All this has proven to be an effective strategy. Polls of Latino voters are now consistently more favorable for the president than one might expect. In the latest Economist/YouGov poll, 34% of Latino voters favor Trump, with roughly 9% still undecided. At this point, Trump is running well ahead of his own vote share in 2016 (28%), as well as that of Mitt Romney in 2012 (27%) and John McCain in 2008 (31%). It’s still a heavily Democratic vote, but the movement of somewhere between 6% and 15% of Latino voters is potentially significant enough to impact the outcome in states like Florida and North Carolina. The polling has shaken Democrats, who have rapidly expanded their efforts to engage with Latinos over the last month. Rocha told me that Democrats are now outspending Republicans in Latino media three to one, and a Democratic PAC led by Rocha recently launched a new, aggressive Spanish-language media effort. But at this late date, even a vigorous effort to court Latino voters may be too late to move more than a relatively small group of undecided voters.

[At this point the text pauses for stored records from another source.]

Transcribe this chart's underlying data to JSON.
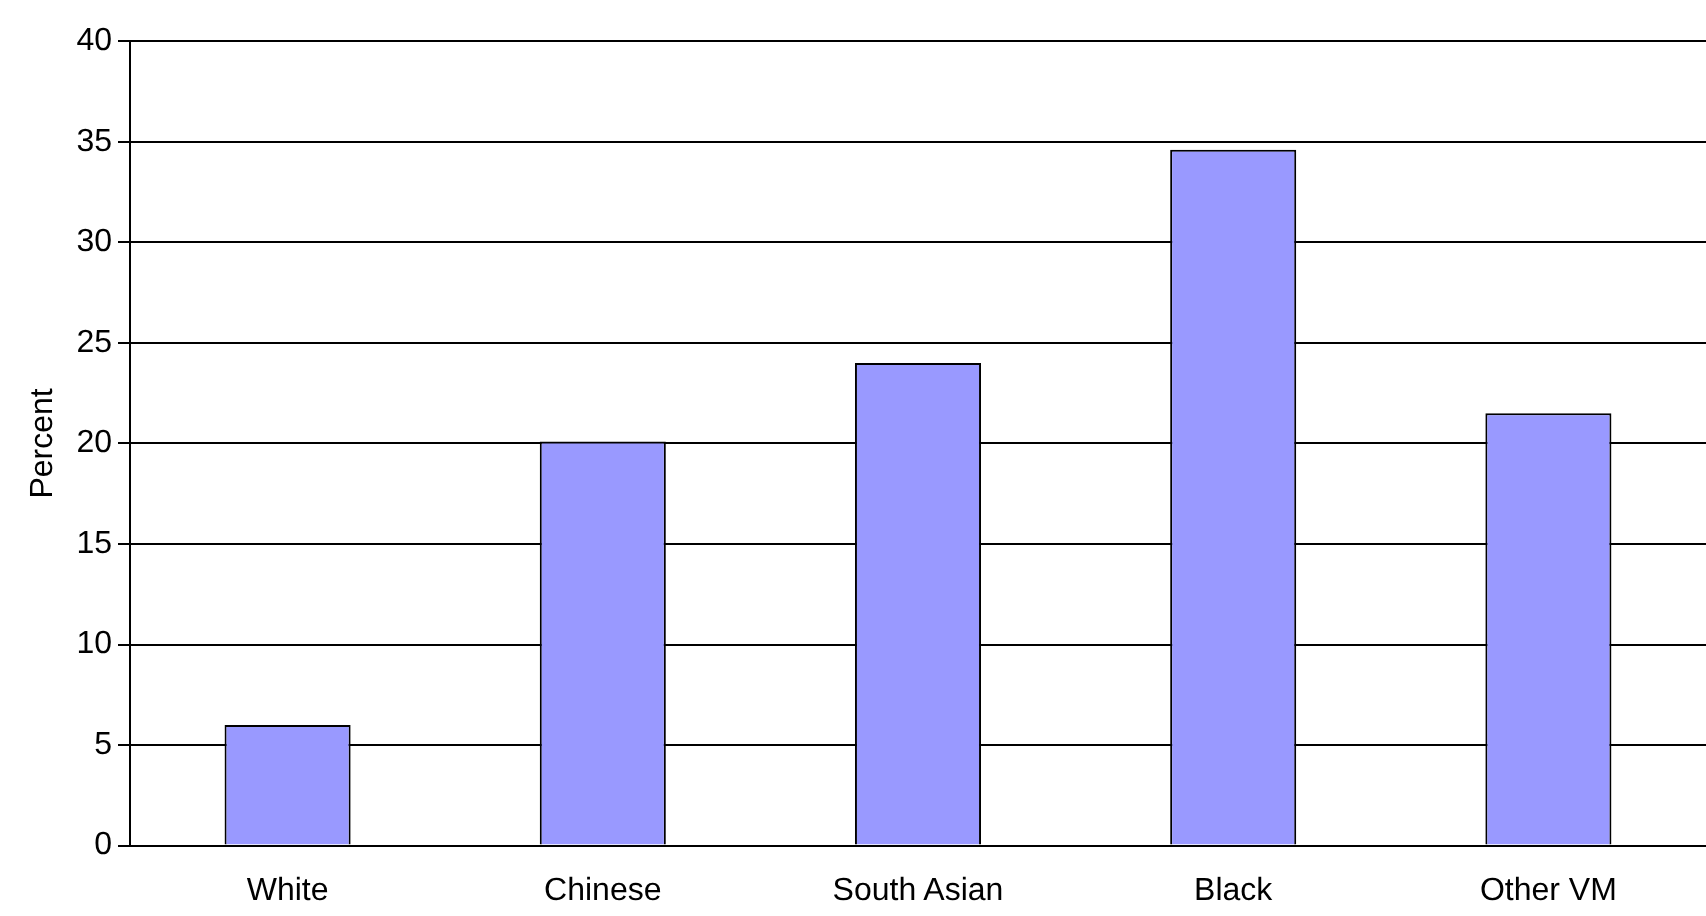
{
  "chart_data": {
    "type": "bar",
    "ylabel": "Percent",
    "categories": [
      "White",
      "Chinese",
      "South Asian",
      "Black",
      "Other VM"
    ],
    "values": [
      6.0,
      20.1,
      24.0,
      34.6,
      21.5
    ],
    "color": "#9999ff",
    "ylim": [
      0,
      40
    ],
    "yticks": [
      0,
      5,
      10,
      15,
      20,
      25,
      30,
      35,
      40
    ],
    "grid": "y",
    "legend": false
  }
}
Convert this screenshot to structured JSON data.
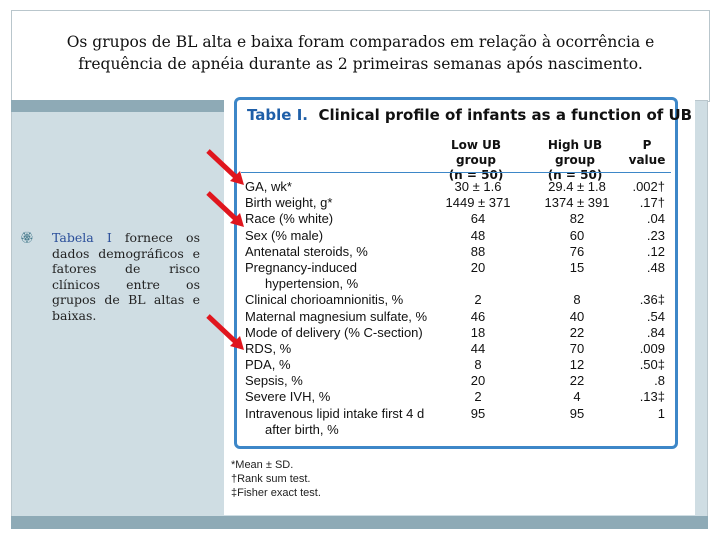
{
  "title": {
    "line1": "Os grupos de BL alta e baixa foram comparados em relação à ocorrência e",
    "line2": "frequência de apnéia durante as 2 primeiras semanas após nascimento."
  },
  "bullet": {
    "mark": "ఌ",
    "highlight": "Tabela I",
    "text": " fornece os dados demográficos e fatores de risco clínicos entre os grupos de BL altas e baixas."
  },
  "table": {
    "title_num": "Table I.",
    "title_rest": "Clinical profile of infants as a function of UB",
    "headers": {
      "low": "Low UB group",
      "low_n": "(n = 50)",
      "high": "High UB group",
      "high_n": "(n = 50)",
      "p": "P",
      "p2": "value"
    },
    "rows": [
      {
        "label": "GA, wk*",
        "low": "30 ± 1.6",
        "high": "29.4 ± 1.8",
        "p": ".002†"
      },
      {
        "label": "Birth weight, g*",
        "low": "1449 ± 371",
        "high": "1374 ± 391",
        "p": ".17†"
      },
      {
        "label": "Race (% white)",
        "low": "64",
        "high": "82",
        "p": ".04"
      },
      {
        "label": "Sex (% male)",
        "low": "48",
        "high": "60",
        "p": ".23"
      },
      {
        "label": "Antenatal steroids, %",
        "low": "88",
        "high": "76",
        "p": ".12"
      },
      {
        "label": "Pregnancy-induced",
        "low": "20",
        "high": "15",
        "p": ".48"
      },
      {
        "label": "    hypertension, %",
        "low": "",
        "high": "",
        "p": ""
      },
      {
        "label": "Clinical chorioamnionitis, %",
        "low": "2",
        "high": "8",
        "p": ".36‡"
      },
      {
        "label": "Maternal magnesium sulfate, %",
        "low": "46",
        "high": "40",
        "p": ".54"
      },
      {
        "label": "Mode of delivery (% C-section)",
        "low": "18",
        "high": "22",
        "p": ".84"
      },
      {
        "label": "RDS, %",
        "low": "44",
        "high": "70",
        "p": ".009"
      },
      {
        "label": "PDA, %",
        "low": "8",
        "high": "12",
        "p": ".50‡"
      },
      {
        "label": "Sepsis, %",
        "low": "20",
        "high": "22",
        "p": ".8"
      },
      {
        "label": "Severe IVH, %",
        "low": "2",
        "high": "4",
        "p": ".13‡"
      },
      {
        "label": "Intravenous lipid intake first 4 d",
        "low": "95",
        "high": "95",
        "p": "1"
      },
      {
        "label": "    after birth, %",
        "low": "",
        "high": "",
        "p": ""
      }
    ],
    "footnotes": [
      "*Mean ± SD.",
      "†Rank sum test.",
      "‡Fisher exact test."
    ]
  },
  "colors": {
    "accent_blue": "#3d87c8",
    "arrow_red": "#e0161e",
    "slide_bg": "#cfdde3"
  }
}
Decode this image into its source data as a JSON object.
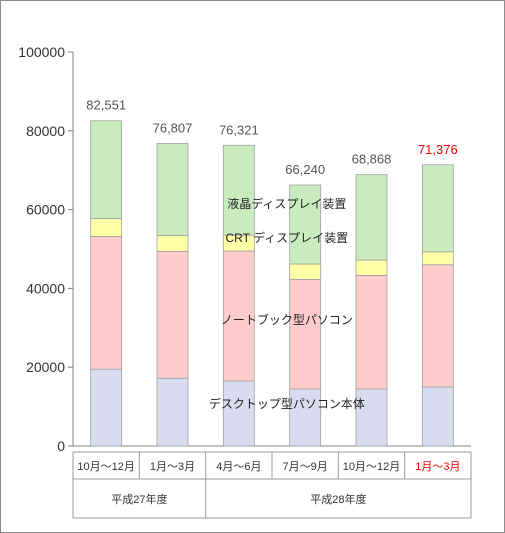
{
  "chart_data": {
    "type": "bar",
    "stacked": true,
    "categories": [
      "10月～12月",
      "1月～3月",
      "4月～6月",
      "7月～9月",
      "10月～12月",
      "1月～3月"
    ],
    "highlight_index": 5,
    "highlight_color": "#ff0000",
    "totals": [
      82551,
      76807,
      76321,
      66240,
      68868,
      71376
    ],
    "total_labels": [
      "82,551",
      "76,807",
      "76,321",
      "66,240",
      "68,868",
      "71,376"
    ],
    "groups": [
      {
        "label": "平成27年度",
        "span": [
          0,
          1
        ]
      },
      {
        "label": "平成28年度",
        "span": [
          2,
          5
        ]
      }
    ],
    "ylim": [
      0,
      100000
    ],
    "yticks": [
      "0",
      "20000",
      "40000",
      "60000",
      "80000",
      "100000"
    ],
    "grid": false,
    "series": [
      {
        "name": "デスクトップ型パソコン本体",
        "color": "#d8dcee",
        "values": [
          19500,
          17200,
          16500,
          14500,
          14500,
          15000
        ]
      },
      {
        "name": "ノートブック型パソコン",
        "color": "#ffcccc",
        "values": [
          33700,
          32200,
          33000,
          27800,
          28800,
          31000
        ]
      },
      {
        "name": "CRT ディスプレイ装置",
        "color": "#ffffa8",
        "values": [
          4500,
          4000,
          4000,
          3900,
          3900,
          3300
        ]
      },
      {
        "name": "液晶ディスプレイ装置",
        "color": "#c9ecbe",
        "values": [
          24851,
          23407,
          22821,
          20040,
          21668,
          22076
        ]
      }
    ]
  }
}
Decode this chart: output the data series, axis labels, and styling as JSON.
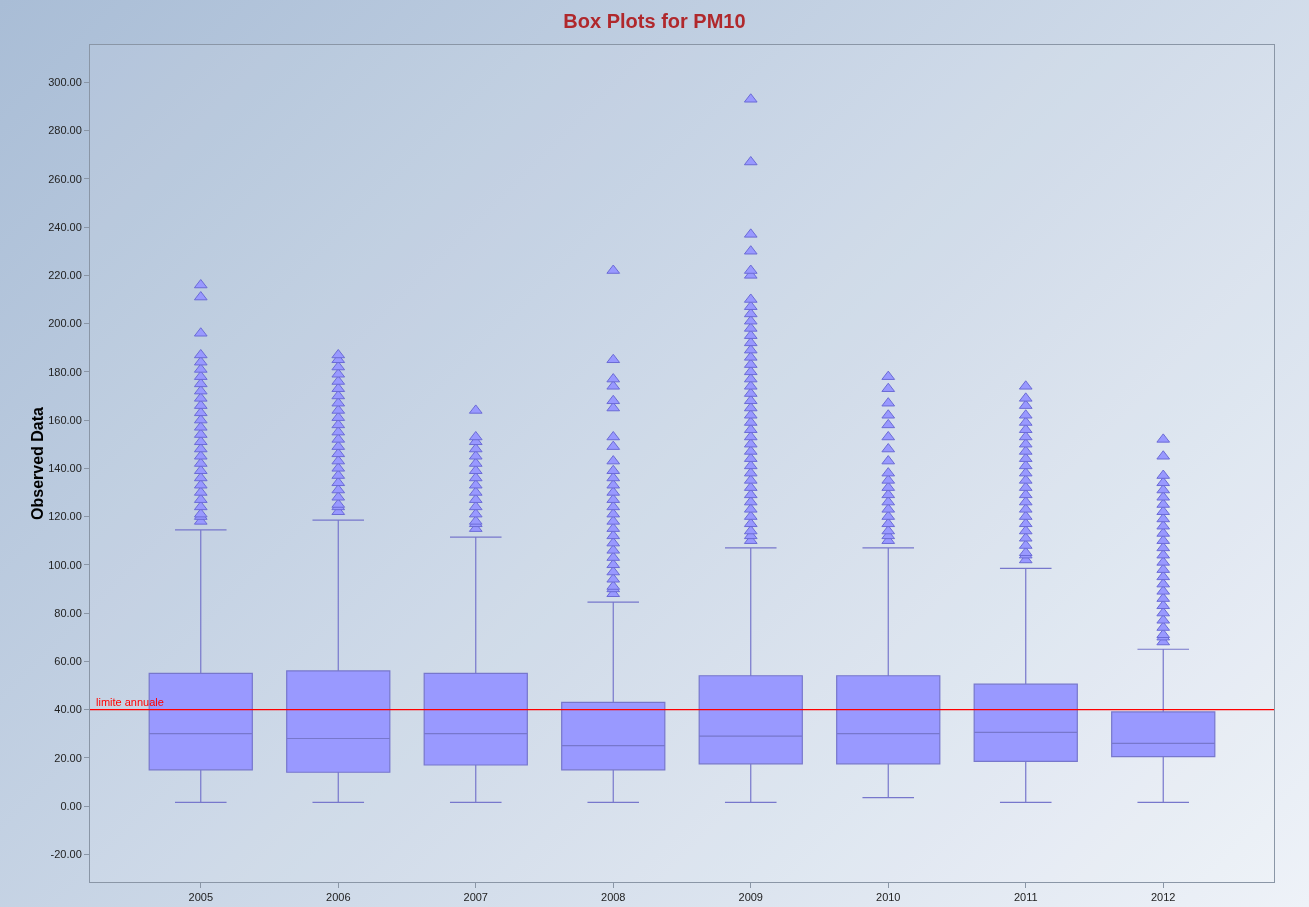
{
  "chart_data": {
    "type": "box",
    "title": "Box Plots for PM10",
    "ylabel": "Observed Data",
    "categories": [
      "2005",
      "2006",
      "2007",
      "2008",
      "2009",
      "2010",
      "2011",
      "2012"
    ],
    "series": [
      {
        "color": "#9999ff",
        "boxes": [
          {
            "low": 1.5,
            "q1": 15,
            "median": 30,
            "q3": 55,
            "high": 114.5,
            "outliers": [
              118,
              120,
              121,
              124,
              127,
              130,
              133,
              136,
              139,
              142,
              145,
              148,
              151,
              154,
              157,
              160,
              163,
              166,
              169,
              172,
              175,
              178,
              181,
              184,
              187,
              196,
              211,
              216
            ]
          },
          {
            "low": 1.5,
            "q1": 14,
            "median": 28,
            "q3": 56,
            "high": 118.5,
            "outliers": [
              122,
              124,
              125,
              128,
              131,
              134,
              137,
              140,
              143,
              146,
              149,
              152,
              155,
              158,
              161,
              164,
              167,
              170,
              173,
              176,
              179,
              182,
              185,
              187
            ]
          },
          {
            "low": 1.5,
            "q1": 17,
            "median": 30,
            "q3": 55,
            "high": 111.5,
            "outliers": [
              115,
              117,
              118,
              121,
              124,
              127,
              130,
              133,
              136,
              139,
              142,
              145,
              148,
              151,
              153,
              164
            ]
          },
          {
            "low": 1.5,
            "q1": 15,
            "median": 25,
            "q3": 43,
            "high": 84.5,
            "outliers": [
              88,
              90,
              91,
              94,
              97,
              100,
              103,
              106,
              109,
              112,
              115,
              118,
              121,
              124,
              127,
              130,
              133,
              136,
              139,
              143,
              149,
              153,
              165,
              168,
              174,
              177,
              185,
              222
            ]
          },
          {
            "low": 1.5,
            "q1": 17.5,
            "median": 29,
            "q3": 54,
            "high": 107,
            "outliers": [
              110,
              112,
              114,
              117,
              120,
              123,
              126,
              129,
              132,
              135,
              138,
              141,
              144,
              147,
              150,
              153,
              156,
              159,
              162,
              165,
              168,
              171,
              174,
              177,
              180,
              183,
              186,
              189,
              192,
              195,
              198,
              201,
              204,
              207,
              210,
              220,
              222,
              230,
              237,
              267,
              293
            ]
          },
          {
            "low": 3.5,
            "q1": 17.5,
            "median": 30,
            "q3": 54,
            "high": 107,
            "outliers": [
              110,
              112,
              114,
              117,
              120,
              123,
              126,
              129,
              132,
              135,
              138,
              143,
              148,
              153,
              158,
              162,
              167,
              173,
              178
            ]
          },
          {
            "low": 1.5,
            "q1": 18.5,
            "median": 30.5,
            "q3": 50.5,
            "high": 98.5,
            "outliers": [
              102,
              104,
              105,
              108,
              111,
              114,
              117,
              120,
              123,
              126,
              129,
              132,
              135,
              138,
              141,
              144,
              147,
              150,
              153,
              156,
              159,
              162,
              166,
              169,
              174
            ]
          },
          {
            "low": 1.5,
            "q1": 20.5,
            "median": 26,
            "q3": 39,
            "high": 65,
            "outliers": [
              68,
              70,
              71,
              74,
              77,
              80,
              83,
              86,
              89,
              92,
              95,
              98,
              101,
              104,
              107,
              110,
              113,
              116,
              119,
              122,
              125,
              128,
              131,
              134,
              137,
              145,
              152
            ]
          }
        ]
      }
    ],
    "ylim": [
      -31.5,
      315.5
    ],
    "yticks": [
      {
        "value": -20,
        "label": "-20.00"
      },
      {
        "value": 0,
        "label": "0.00"
      },
      {
        "value": 20,
        "label": "20.00"
      },
      {
        "value": 40,
        "label": "40.00"
      },
      {
        "value": 60,
        "label": "60.00"
      },
      {
        "value": 80,
        "label": "80.00"
      },
      {
        "value": 100,
        "label": "100.00"
      },
      {
        "value": 120,
        "label": "120.00"
      },
      {
        "value": 140,
        "label": "140.00"
      },
      {
        "value": 160,
        "label": "160.00"
      },
      {
        "value": 180,
        "label": "180.00"
      },
      {
        "value": 200,
        "label": "200.00"
      },
      {
        "value": 220,
        "label": "220.00"
      },
      {
        "value": 240,
        "label": "240.00"
      },
      {
        "value": 260,
        "label": "260.00"
      },
      {
        "value": 280,
        "label": "280.00"
      },
      {
        "value": 300,
        "label": "300.00"
      }
    ],
    "ref_lines": [
      {
        "axis": "y",
        "value": 40,
        "label": "limite annuale",
        "color": "#ff0000"
      }
    ],
    "marker": "triangle"
  }
}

That may not matter in 2020, even in key states, given the inroads Biden has made with suburban women in general, white women without college degrees, and older voters. But it may matter enormously in future election cycles. The Latino vote will only increase in importance as the Latino population grows (Latinos are projected to make up 29% of the U.S. population by 2050) and as their voting participation ticks up over time. Many assume that this is unequivocal good news for the Democrats. But that may not be the case—at least not entirely. Even Valencia, the progressive pollster, sees opportunity for conservatives, noting that messages of economic opportunity and personal freedoms would play even better for Republicans if they didn’t “have an idiot as the head of the party…[and] if Democrats don’t wake up.” Republicans have generally taken between 30% and 40% of the Latino vote since the 1970s, reaching a high of 44% for George W. Bush in 2004. If they continue to listen and engage Latinos while Democrats take a back seat, that ceiling could be broken.